To Those That Think the 2CV is Just French Flivver…

by Ken Nelson…..

One has to understand the whole point of the 2CV in its history, to understand both its design and construction, and to appreciate its brilliance.  This car put France on wheels after WWII.  

The french auto industry was trashed by the Germans, and France still didn’t have a real source of liquid gold – OIL. (Though they smartly invested early in reliable, trouble-free nuclear plants that make 80% of France’s energy today – I keep trying to understand why we in the US can’t do that.) 
So after the war, they needed transportation, as cheap as possible, and as fuel-efficient as possible.  That’s the whole point of this milestone car.  The roads in France were also terrible – probably due to bomb craters everywhere.

Three 2CV prototypes from pre-WWII — known as TPVs (Très Petite Voiture — Very Small Car) as found at the Citroën Bureau d’Etudes in La Ferté-Vidame in 1995.
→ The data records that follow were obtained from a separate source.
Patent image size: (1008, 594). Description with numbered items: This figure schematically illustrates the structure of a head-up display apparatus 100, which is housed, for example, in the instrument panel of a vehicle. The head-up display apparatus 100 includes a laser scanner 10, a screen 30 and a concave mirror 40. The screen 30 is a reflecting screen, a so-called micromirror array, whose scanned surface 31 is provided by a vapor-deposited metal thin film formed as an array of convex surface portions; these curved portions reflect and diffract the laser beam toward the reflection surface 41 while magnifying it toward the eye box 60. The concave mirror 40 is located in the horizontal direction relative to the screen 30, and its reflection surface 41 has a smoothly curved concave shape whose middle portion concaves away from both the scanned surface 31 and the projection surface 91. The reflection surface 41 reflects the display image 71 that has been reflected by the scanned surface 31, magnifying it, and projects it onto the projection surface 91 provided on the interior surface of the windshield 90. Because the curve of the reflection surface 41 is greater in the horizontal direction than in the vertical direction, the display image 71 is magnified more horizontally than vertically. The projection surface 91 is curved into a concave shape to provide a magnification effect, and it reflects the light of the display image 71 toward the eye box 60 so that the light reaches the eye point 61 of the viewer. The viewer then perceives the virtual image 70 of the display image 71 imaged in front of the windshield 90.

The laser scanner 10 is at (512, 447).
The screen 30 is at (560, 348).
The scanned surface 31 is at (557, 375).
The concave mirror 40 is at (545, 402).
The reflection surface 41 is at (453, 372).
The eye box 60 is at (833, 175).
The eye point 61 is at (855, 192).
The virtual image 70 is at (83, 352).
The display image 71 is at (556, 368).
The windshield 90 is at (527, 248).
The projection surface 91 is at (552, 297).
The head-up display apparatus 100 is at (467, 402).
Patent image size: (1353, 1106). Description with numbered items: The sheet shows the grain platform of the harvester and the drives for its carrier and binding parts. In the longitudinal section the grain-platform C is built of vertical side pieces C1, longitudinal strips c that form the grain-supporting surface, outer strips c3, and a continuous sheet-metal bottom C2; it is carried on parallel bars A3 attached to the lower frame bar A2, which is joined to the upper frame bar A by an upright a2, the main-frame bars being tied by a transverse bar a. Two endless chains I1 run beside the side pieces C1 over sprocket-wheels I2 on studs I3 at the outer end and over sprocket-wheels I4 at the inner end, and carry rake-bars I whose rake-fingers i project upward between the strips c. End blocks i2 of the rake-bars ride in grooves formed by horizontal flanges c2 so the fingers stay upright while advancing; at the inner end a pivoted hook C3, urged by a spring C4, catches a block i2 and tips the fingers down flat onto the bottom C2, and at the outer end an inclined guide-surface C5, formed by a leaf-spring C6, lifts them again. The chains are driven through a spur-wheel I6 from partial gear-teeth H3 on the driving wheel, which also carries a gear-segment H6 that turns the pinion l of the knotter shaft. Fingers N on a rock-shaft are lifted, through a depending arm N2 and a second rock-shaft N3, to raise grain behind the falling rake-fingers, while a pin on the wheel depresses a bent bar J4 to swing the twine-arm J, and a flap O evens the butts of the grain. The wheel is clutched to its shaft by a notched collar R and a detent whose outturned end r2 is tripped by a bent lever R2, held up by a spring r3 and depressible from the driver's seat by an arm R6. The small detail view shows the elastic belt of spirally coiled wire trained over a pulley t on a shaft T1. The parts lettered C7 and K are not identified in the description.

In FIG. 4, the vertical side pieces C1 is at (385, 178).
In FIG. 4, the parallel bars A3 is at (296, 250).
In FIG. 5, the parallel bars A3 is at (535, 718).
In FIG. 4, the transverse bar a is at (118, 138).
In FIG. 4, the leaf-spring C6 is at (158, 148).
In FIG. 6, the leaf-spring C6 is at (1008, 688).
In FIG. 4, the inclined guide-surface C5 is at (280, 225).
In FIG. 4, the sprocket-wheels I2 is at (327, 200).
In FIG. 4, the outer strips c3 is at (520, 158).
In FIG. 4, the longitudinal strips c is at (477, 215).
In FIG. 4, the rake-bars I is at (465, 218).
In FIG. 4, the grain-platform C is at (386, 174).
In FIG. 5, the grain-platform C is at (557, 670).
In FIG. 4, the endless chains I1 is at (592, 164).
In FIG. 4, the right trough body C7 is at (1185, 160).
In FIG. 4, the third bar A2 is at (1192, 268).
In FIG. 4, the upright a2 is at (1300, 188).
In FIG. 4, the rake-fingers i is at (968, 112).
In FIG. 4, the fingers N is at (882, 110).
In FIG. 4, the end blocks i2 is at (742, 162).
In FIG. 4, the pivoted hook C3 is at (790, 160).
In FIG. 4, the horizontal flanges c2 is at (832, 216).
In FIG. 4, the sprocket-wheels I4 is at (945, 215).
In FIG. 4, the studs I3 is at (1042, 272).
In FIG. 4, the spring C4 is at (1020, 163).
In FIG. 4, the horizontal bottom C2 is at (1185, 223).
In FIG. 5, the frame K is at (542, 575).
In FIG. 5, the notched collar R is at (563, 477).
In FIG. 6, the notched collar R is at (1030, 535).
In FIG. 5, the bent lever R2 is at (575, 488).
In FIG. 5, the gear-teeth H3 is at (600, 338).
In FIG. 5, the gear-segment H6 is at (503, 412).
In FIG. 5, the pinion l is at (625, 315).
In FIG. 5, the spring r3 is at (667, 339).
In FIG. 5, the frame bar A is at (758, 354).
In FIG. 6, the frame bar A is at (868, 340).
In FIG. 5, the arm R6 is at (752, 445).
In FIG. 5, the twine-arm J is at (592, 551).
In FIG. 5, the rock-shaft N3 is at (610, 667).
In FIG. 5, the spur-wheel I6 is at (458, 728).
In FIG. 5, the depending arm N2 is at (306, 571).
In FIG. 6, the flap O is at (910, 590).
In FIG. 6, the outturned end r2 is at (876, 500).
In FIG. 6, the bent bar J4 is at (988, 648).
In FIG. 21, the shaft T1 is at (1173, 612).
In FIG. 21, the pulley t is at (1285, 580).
 The 2CV was actually initiated around 1938 – the end of the 1929 depression and the beginning of hostilities in Europe.  When the car started production around 1946 or thereabouts, it was designed specifically to put farmers on motorized wheels, and designed to cross a ploughed field, with a basket-full of fresh eggs in the back, without breaking an egg.  Try that in any other car in the world and you end up with a scrambled MESS.  But the 2CV could do that. 

Back then it also got about 50 or more MPG, having only around 12 HP.  But it was improved later to 29-32.   And after 40 continuous years of production is a record I don’t think any other car can match except maybe VW, and the Beetle changed a great deal vs the 2CV.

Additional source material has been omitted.